Killing Yourself to Live: 85% of a True Story
- 2006 paperback edition cover
- Author: Chuck Klosterman
- Language: English
- Subject: Death, rock music
- Publisher: Scribner
- Publication date: June 28, 2005
- Publication place: United States
- Media type: Print (hardcover and paperback)
- Pages: 256
- ISBN: 0-7432-6445-2
- OCLC: 60684970
- Dewey Decimal: 781.660973 22
- LC Class: ML394 .K59 2005
- Preceded by: Sex, Drugs, and Cocoa Puffs: A Low Culture Manifesto
- Followed by: Chuck Klosterman IV: A Decade of Curious People and Dangerous Ideas

= Killing Yourself to Live: 85% of a True Story =

2005 book by Chuck Klosterman

Killing Yourself to Live: 85% of a True Story is a work of non-fiction written by Chuck Klosterman, first published by Scribner in 2005.

==Background==
The title is a reference to the 1973 song "Killing Yourself To Live", by the heavy metal band Black Sabbath.

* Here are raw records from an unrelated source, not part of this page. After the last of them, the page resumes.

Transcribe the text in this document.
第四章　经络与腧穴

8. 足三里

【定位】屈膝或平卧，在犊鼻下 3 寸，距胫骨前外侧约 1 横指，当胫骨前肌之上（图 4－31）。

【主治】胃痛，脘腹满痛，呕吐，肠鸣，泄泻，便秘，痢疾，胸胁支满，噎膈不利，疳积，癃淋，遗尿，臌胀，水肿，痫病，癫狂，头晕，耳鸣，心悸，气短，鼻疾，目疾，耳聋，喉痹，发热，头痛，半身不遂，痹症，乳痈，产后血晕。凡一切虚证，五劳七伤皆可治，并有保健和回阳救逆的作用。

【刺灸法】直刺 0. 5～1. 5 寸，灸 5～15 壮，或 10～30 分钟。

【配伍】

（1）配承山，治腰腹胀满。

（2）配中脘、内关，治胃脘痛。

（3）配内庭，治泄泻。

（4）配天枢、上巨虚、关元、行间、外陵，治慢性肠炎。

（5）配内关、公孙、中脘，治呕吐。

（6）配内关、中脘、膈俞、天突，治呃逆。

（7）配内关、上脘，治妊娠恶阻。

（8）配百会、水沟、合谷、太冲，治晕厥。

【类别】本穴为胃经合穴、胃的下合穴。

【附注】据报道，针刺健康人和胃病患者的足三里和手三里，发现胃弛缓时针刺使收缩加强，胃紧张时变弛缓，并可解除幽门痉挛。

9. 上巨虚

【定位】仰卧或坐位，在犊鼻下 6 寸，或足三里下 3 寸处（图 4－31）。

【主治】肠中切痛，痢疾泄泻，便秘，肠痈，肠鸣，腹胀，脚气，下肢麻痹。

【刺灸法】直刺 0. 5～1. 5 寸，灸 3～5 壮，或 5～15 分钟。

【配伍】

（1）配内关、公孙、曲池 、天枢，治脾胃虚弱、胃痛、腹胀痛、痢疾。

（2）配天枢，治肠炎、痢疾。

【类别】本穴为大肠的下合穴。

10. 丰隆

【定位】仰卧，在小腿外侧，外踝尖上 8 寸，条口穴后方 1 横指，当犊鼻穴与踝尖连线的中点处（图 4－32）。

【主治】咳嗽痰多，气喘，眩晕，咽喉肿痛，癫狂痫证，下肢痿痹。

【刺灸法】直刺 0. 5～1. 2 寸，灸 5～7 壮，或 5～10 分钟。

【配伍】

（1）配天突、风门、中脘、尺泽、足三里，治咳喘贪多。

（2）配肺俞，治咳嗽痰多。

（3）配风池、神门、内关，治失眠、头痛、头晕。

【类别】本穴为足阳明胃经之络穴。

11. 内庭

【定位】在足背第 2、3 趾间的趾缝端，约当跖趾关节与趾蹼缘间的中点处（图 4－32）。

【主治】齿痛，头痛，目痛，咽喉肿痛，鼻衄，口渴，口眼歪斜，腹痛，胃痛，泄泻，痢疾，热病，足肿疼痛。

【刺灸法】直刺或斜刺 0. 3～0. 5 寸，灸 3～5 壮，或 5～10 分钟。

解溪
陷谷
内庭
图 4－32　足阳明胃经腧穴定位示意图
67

It is Klosterman's third book and focuses on the premise of writing about the relationship between love and death, particularly deaths involving music celebrities. The original feature, published in Spin in 2003, shares some ideas and language with the book.

==Synopsis==
Klosterman's analysis focuses less on the actual circumstances leading to the deaths of rock musicians, but more on the existential and cultural implications that result. To these ends, Klosterman goes on a road trip, visiting the death sites of rock stars such as Duane Allman and Kurt Cobain. In a rented Ford Taurus, which he nicknamed "Tauntaun", Klosterman encounters a variety of interesting circumstances and people along the way, such as a teenager in Missoula, Montana, who asks him to sell her some cannabis, or a Cracker Barrel waitress who reads Kafka.

A large part of the narrative describes four (although primarily three) women from Klosterman's past and present who embody abstractions that he loves (and are later compared to the four original members of the band KISS). According to Klosterman, in the same way that a rock star's death grants them a transcendence beyond anything they may have embodied during the course of their career, so, too, these four women transcend their own effect on Klosterman to become the molds by which all other women will undoubtedly be understood.

The book contains much literary analysis of songs and the retelling of conversations from the author's past. Klosterman also includes a controversial passage about Radiohead's Kid A, proclaiming that track-by-track the 2000 album unintentionally details the events of the September 11 attacks, which would occur 11 months after its release.